Alongside MONAI 1.4’s major features, the new MONAI Multi-Modal Model, or M3, is now accessible through MONAI’s VLM GitHub repo. M3 is a framework that extends any multimodal LLM with medical AI experts such as trained AI models from MONAI’s Model Zoo. The power of this new framework is demonstrated by the VILA-M3 foundation model that’s now available on Hugging Face, offering state-of-the-art radiological image copilot performance.

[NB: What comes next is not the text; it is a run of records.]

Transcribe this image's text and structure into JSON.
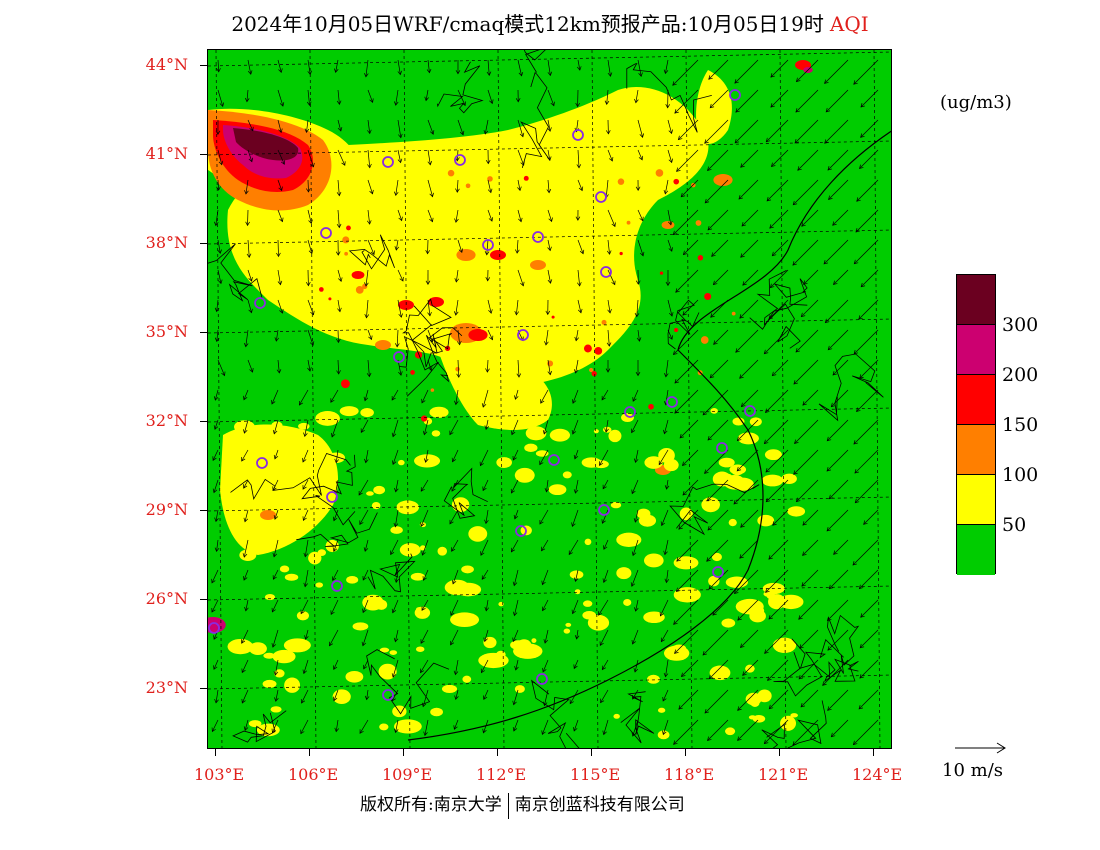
{
  "title": {
    "main": "2024年10月05日WRF/cmaq模式12km预报产品:10月05日19时",
    "pollutant": "AQI"
  },
  "map": {
    "lat_labels": [
      "44°N",
      "41°N",
      "38°N",
      "35°N",
      "32°N",
      "29°N",
      "26°N",
      "23°N"
    ],
    "lon_labels": [
      "103°E",
      "106°E",
      "109°E",
      "112°E",
      "115°E",
      "118°E",
      "121°E",
      "124°E"
    ],
    "background_level_color": "#00cc00",
    "city_marker_color": "#8a2be2",
    "wind_vector_color": "#000000",
    "graticule_style": "dashed"
  },
  "colorbar": {
    "unit": "(ug/m3)",
    "levels": [
      {
        "color": "#6b0020"
      },
      {
        "color": "#cc0070"
      },
      {
        "color": "#ff0000"
      },
      {
        "color": "#ff7f00"
      },
      {
        "color": "#ffff00"
      },
      {
        "color": "#00cc00"
      }
    ],
    "labels": [
      "300",
      "200",
      "150",
      "100",
      "50"
    ]
  },
  "reference_vector": {
    "label": "10 m/s"
  },
  "footer": {
    "copyright": "版权所有:南京大学",
    "company": "南京创蓝科技有限公司"
  }
}
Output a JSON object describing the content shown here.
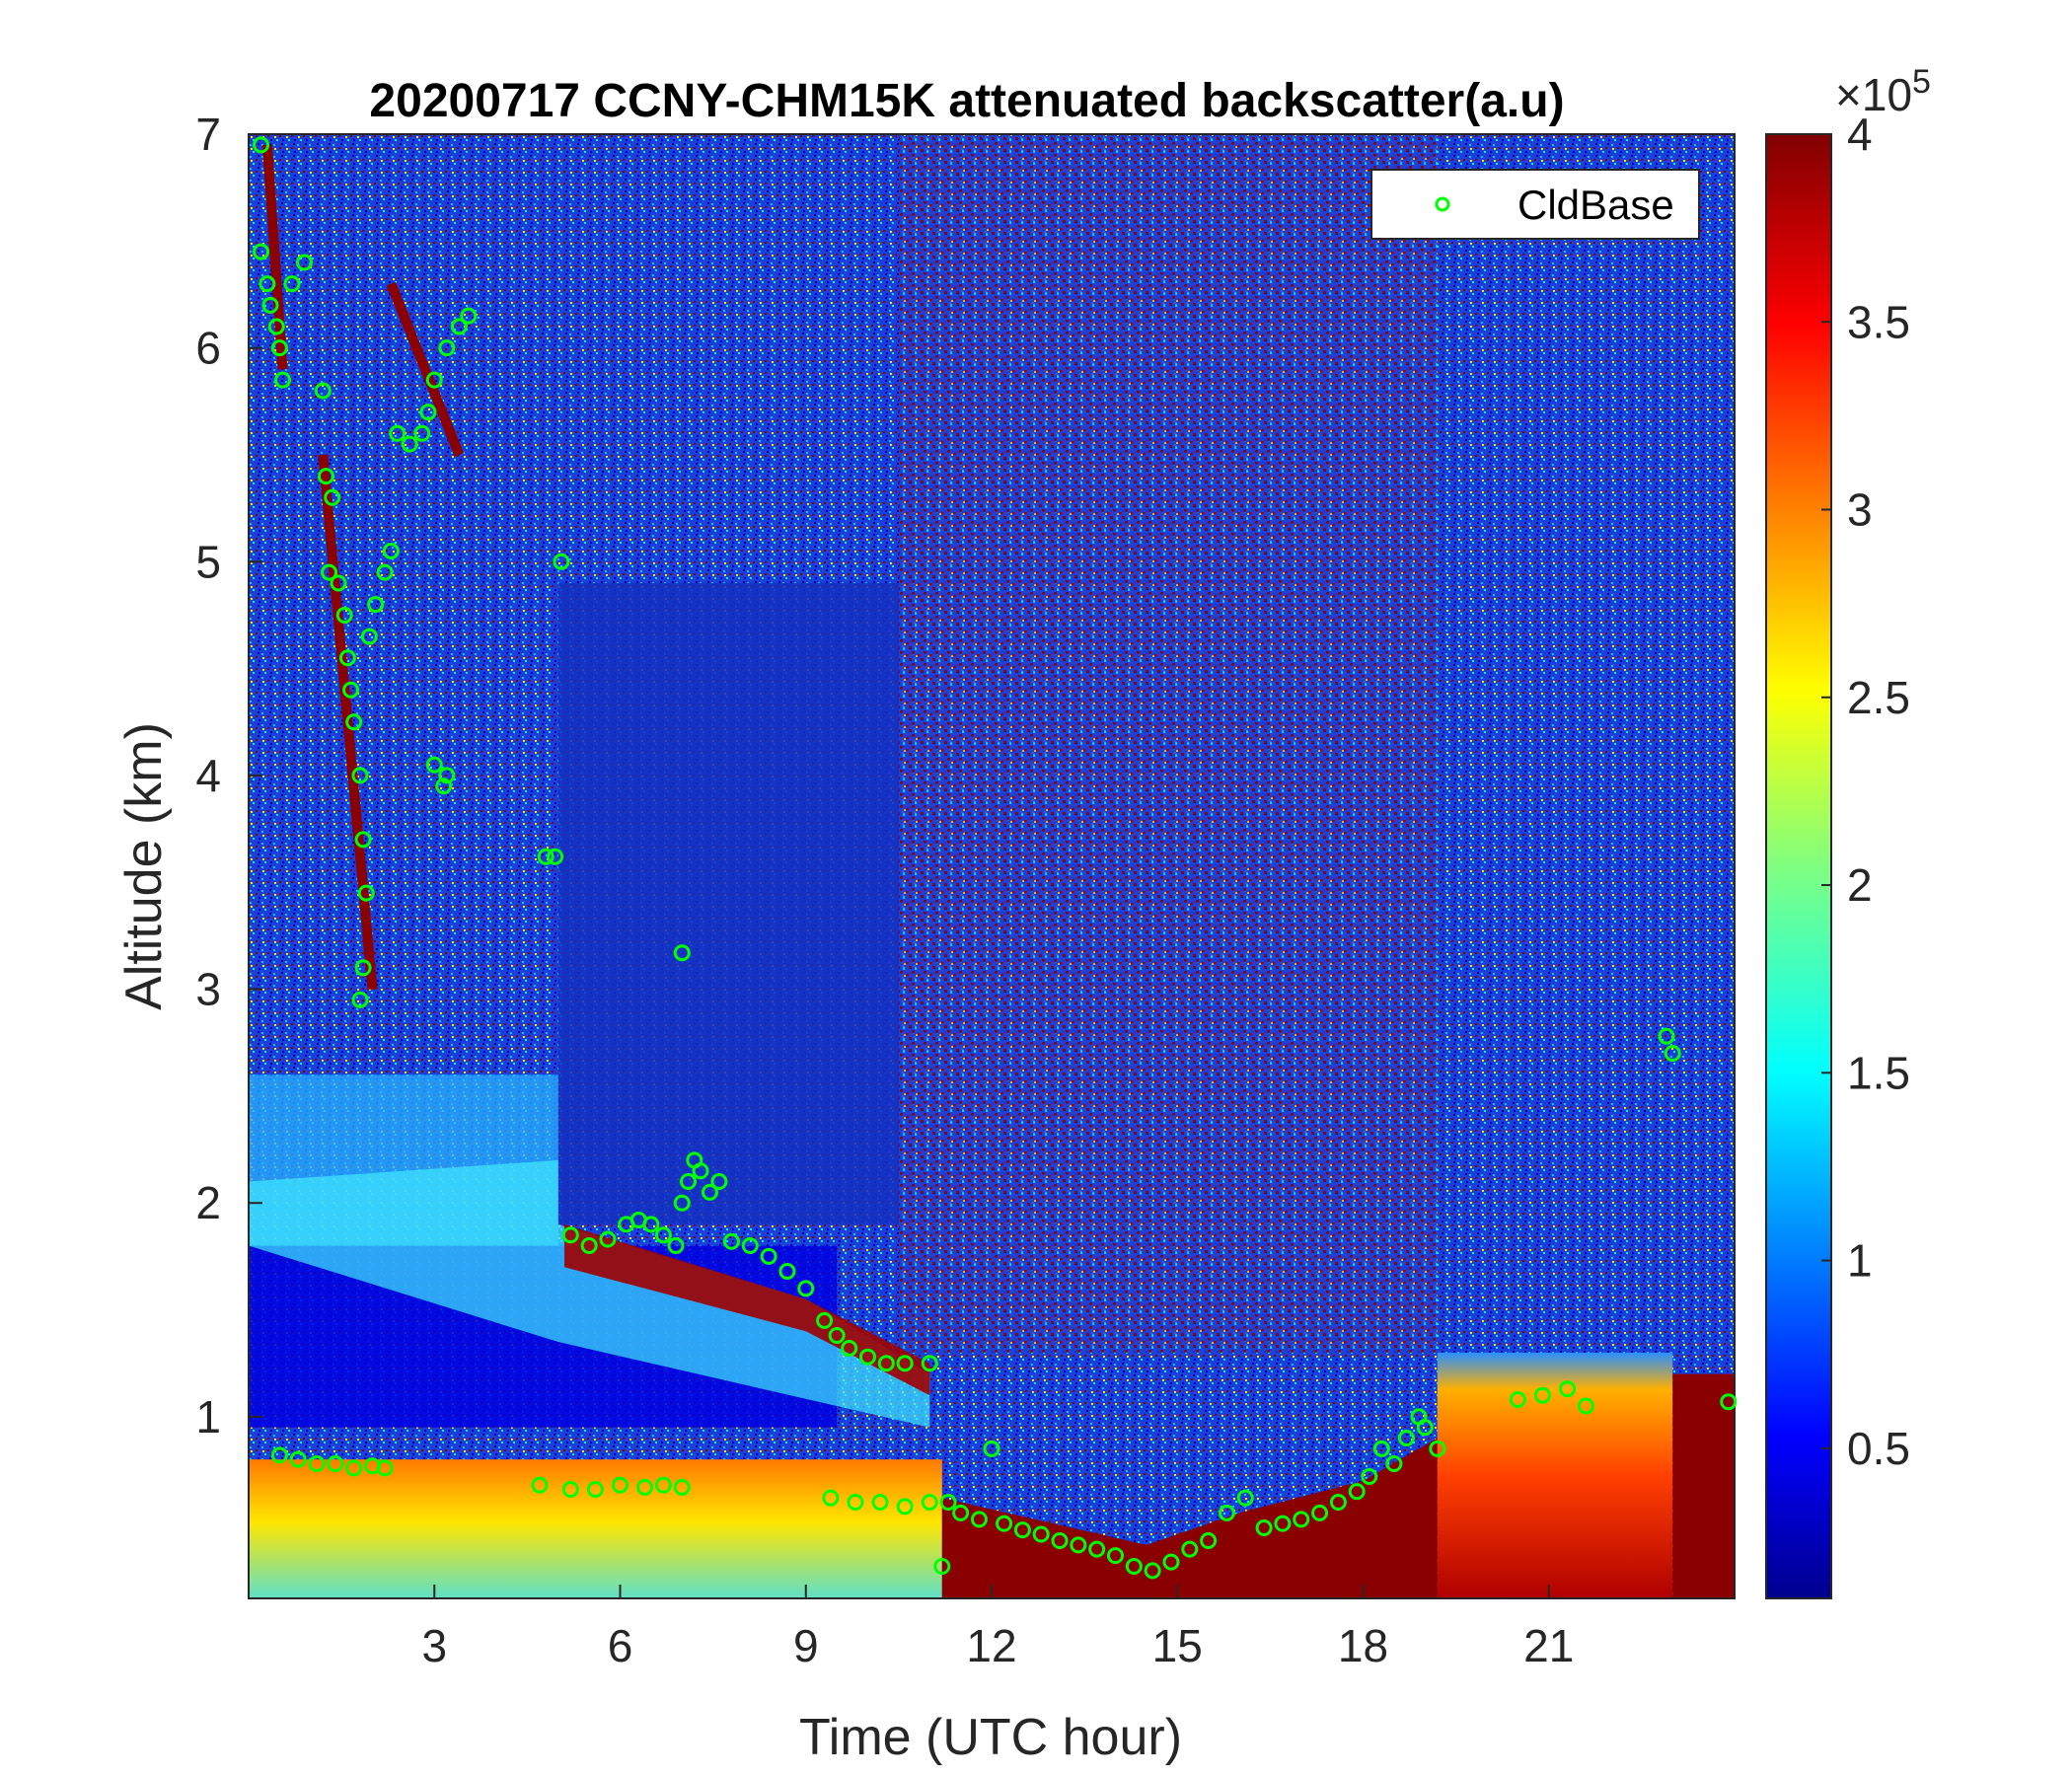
{
  "chart_data": {
    "type": "heatmap",
    "title": "20200717 CCNY-CHM15K attenuated backscatter(a.u)",
    "xlabel": "Time (UTC hour)",
    "ylabel": "Altitude (km)",
    "xlim": [
      0,
      24
    ],
    "ylim": [
      0.15,
      7
    ],
    "xticks": [
      3,
      6,
      9,
      12,
      15,
      18,
      21
    ],
    "xtick_labels": [
      "3",
      "6",
      "9",
      "12",
      "15",
      "18",
      "21"
    ],
    "yticks": [
      1,
      2,
      3,
      4,
      5,
      6,
      7
    ],
    "ytick_labels": [
      "1",
      "2",
      "3",
      "4",
      "5",
      "6",
      "7"
    ],
    "colormap": "jet",
    "colorbar": {
      "range": [
        0.1,
        4
      ],
      "ticks": [
        0.5,
        1,
        1.5,
        2,
        2.5,
        3,
        3.5,
        4
      ],
      "tick_labels": [
        "0.5",
        "1",
        "1.5",
        "2",
        "2.5",
        "3",
        "3.5",
        "4"
      ],
      "multiplier_prefix": "×10",
      "multiplier_exponent": "5"
    },
    "legend": {
      "position": "top-right",
      "entries": [
        "CldBase"
      ]
    },
    "series": [
      {
        "name": "CldBase",
        "marker": "circle",
        "color": "#00ff00",
        "points": [
          [
            0.2,
            6.95
          ],
          [
            0.2,
            6.45
          ],
          [
            0.3,
            6.3
          ],
          [
            0.35,
            6.2
          ],
          [
            0.45,
            6.1
          ],
          [
            0.5,
            6.0
          ],
          [
            0.55,
            5.85
          ],
          [
            0.7,
            6.3
          ],
          [
            0.9,
            6.4
          ],
          [
            1.2,
            5.8
          ],
          [
            1.25,
            5.4
          ],
          [
            1.35,
            5.3
          ],
          [
            1.3,
            4.95
          ],
          [
            1.45,
            4.9
          ],
          [
            1.55,
            4.75
          ],
          [
            1.6,
            4.55
          ],
          [
            1.65,
            4.4
          ],
          [
            1.7,
            4.25
          ],
          [
            1.8,
            4.0
          ],
          [
            1.85,
            3.7
          ],
          [
            1.9,
            3.45
          ],
          [
            1.85,
            3.1
          ],
          [
            1.8,
            2.95
          ],
          [
            1.95,
            4.65
          ],
          [
            2.05,
            4.8
          ],
          [
            2.2,
            4.95
          ],
          [
            2.3,
            5.05
          ],
          [
            2.4,
            5.6
          ],
          [
            2.6,
            5.55
          ],
          [
            2.8,
            5.6
          ],
          [
            2.9,
            5.7
          ],
          [
            3.0,
            5.85
          ],
          [
            3.2,
            6.0
          ],
          [
            3.4,
            6.1
          ],
          [
            3.55,
            6.15
          ],
          [
            3.0,
            4.05
          ],
          [
            3.15,
            3.95
          ],
          [
            3.2,
            4.0
          ],
          [
            4.8,
            3.62
          ],
          [
            4.95,
            3.62
          ],
          [
            5.05,
            5.0
          ],
          [
            0.5,
            0.82
          ],
          [
            0.8,
            0.8
          ],
          [
            1.1,
            0.78
          ],
          [
            1.4,
            0.78
          ],
          [
            1.7,
            0.76
          ],
          [
            2.0,
            0.77
          ],
          [
            2.2,
            0.76
          ],
          [
            4.7,
            0.68
          ],
          [
            5.2,
            0.66
          ],
          [
            5.6,
            0.66
          ],
          [
            6.0,
            0.68
          ],
          [
            6.4,
            0.67
          ],
          [
            6.7,
            0.68
          ],
          [
            7.0,
            0.67
          ],
          [
            5.2,
            1.85
          ],
          [
            5.5,
            1.8
          ],
          [
            5.8,
            1.83
          ],
          [
            6.1,
            1.9
          ],
          [
            6.3,
            1.92
          ],
          [
            6.5,
            1.9
          ],
          [
            6.7,
            1.85
          ],
          [
            6.9,
            1.8
          ],
          [
            7.0,
            2.0
          ],
          [
            7.1,
            2.1
          ],
          [
            7.2,
            2.2
          ],
          [
            7.3,
            2.15
          ],
          [
            7.45,
            2.05
          ],
          [
            7.6,
            2.1
          ],
          [
            7.8,
            1.82
          ],
          [
            8.1,
            1.8
          ],
          [
            8.4,
            1.75
          ],
          [
            8.7,
            1.68
          ],
          [
            9.0,
            1.6
          ],
          [
            9.3,
            1.45
          ],
          [
            9.5,
            1.38
          ],
          [
            9.7,
            1.32
          ],
          [
            10.0,
            1.28
          ],
          [
            10.3,
            1.25
          ],
          [
            10.6,
            1.25
          ],
          [
            11.0,
            1.25
          ],
          [
            7.0,
            3.17
          ],
          [
            9.4,
            0.62
          ],
          [
            9.8,
            0.6
          ],
          [
            10.2,
            0.6
          ],
          [
            10.6,
            0.58
          ],
          [
            11.0,
            0.6
          ],
          [
            11.3,
            0.6
          ],
          [
            11.2,
            0.3
          ],
          [
            11.5,
            0.55
          ],
          [
            11.8,
            0.52
          ],
          [
            12.0,
            0.85
          ],
          [
            12.2,
            0.5
          ],
          [
            12.5,
            0.47
          ],
          [
            12.8,
            0.45
          ],
          [
            13.1,
            0.42
          ],
          [
            13.4,
            0.4
          ],
          [
            13.7,
            0.38
          ],
          [
            14.0,
            0.35
          ],
          [
            14.3,
            0.3
          ],
          [
            14.6,
            0.28
          ],
          [
            14.9,
            0.32
          ],
          [
            15.2,
            0.38
          ],
          [
            15.5,
            0.42
          ],
          [
            15.8,
            0.55
          ],
          [
            16.1,
            0.62
          ],
          [
            16.4,
            0.48
          ],
          [
            16.7,
            0.5
          ],
          [
            17.0,
            0.52
          ],
          [
            17.3,
            0.55
          ],
          [
            17.6,
            0.6
          ],
          [
            17.9,
            0.65
          ],
          [
            18.1,
            0.72
          ],
          [
            18.3,
            0.85
          ],
          [
            18.5,
            0.78
          ],
          [
            18.7,
            0.9
          ],
          [
            18.9,
            1.0
          ],
          [
            19.0,
            0.95
          ],
          [
            19.2,
            0.85
          ],
          [
            20.5,
            1.08
          ],
          [
            20.9,
            1.1
          ],
          [
            21.3,
            1.13
          ],
          [
            21.6,
            1.05
          ],
          [
            22.9,
            2.78
          ],
          [
            23.0,
            2.7
          ],
          [
            23.9,
            1.07
          ]
        ]
      }
    ]
  }
}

MONAI Bridges Hospitals, Healthcare Startups and Research Institutions

Leading healthcare institutions, academic medical centers, startups and software providers around the world are adopting and advancing MONAI, including:

  • German Cancer Research Center leads MONAI’s benchmark and metrics working group, which provides metrics for measuring AI performance and guidelines for how and when to use those metrics.
  • Nadeem Lab from Memorial Sloan Kettering Cancer Center (MSK) pioneered the cloud-based deployment of multiple AI-assisted annotation pipelines and inference modules for pathology data using MONAI.
  • University of Colorado School of Medicine faculty developed MONAI-based ophthalmology tools for detecting retinal diseases using a variety of imaging modalities. The university also leads some of the original federated learning developments and clinical demonstrations using MONAI.
  • MathWorks has integrated MONAI Label with its Medical Imaging Toolbox, bringing medical imaging AI and AI-assisted annotation capabilities to thousands of MATLAB users engaged in medical and biomedical applications throughout academia and industry.
  • GSK is exploring MONAI foundation models such as VISTA-3D and VISTA-2D for image segmentation.
  • Flywheel offers a platform, which includes MONAI for streamlining imaging data management, automating research workflows, and enabling AI development and analysis, that scales for the needs of research institutions and life sciences organizations.
  • Alara Imaging published its work on integrating MONAI foundation models such as VISTA-3D with LLMs such as Llama 3 at the 2024 Society for Imaging Informatics in Medicine conference.
  • RadImageNet is exploring the use of MONAI’s M3 framework to develop cutting-edge vision language models that utilize expert image AI models from MONAI to generate high-quality radiological reports.
  • Kitware is providing professional software development services surrounding MONAI, helping integrate MONAI into custom workflows for device manufacturers as well as regulatory-approved products.

Researchers and companies are also using MONAI on cloud service providers to run and deploy scalable AI applications. Cloud platforms providing access to MONAI include AWS HealthImaging, Google Cloud, Precision Imaging Network, part of Microsoft Cloud for Healthcare, and Oracle Cloud Infrastructure.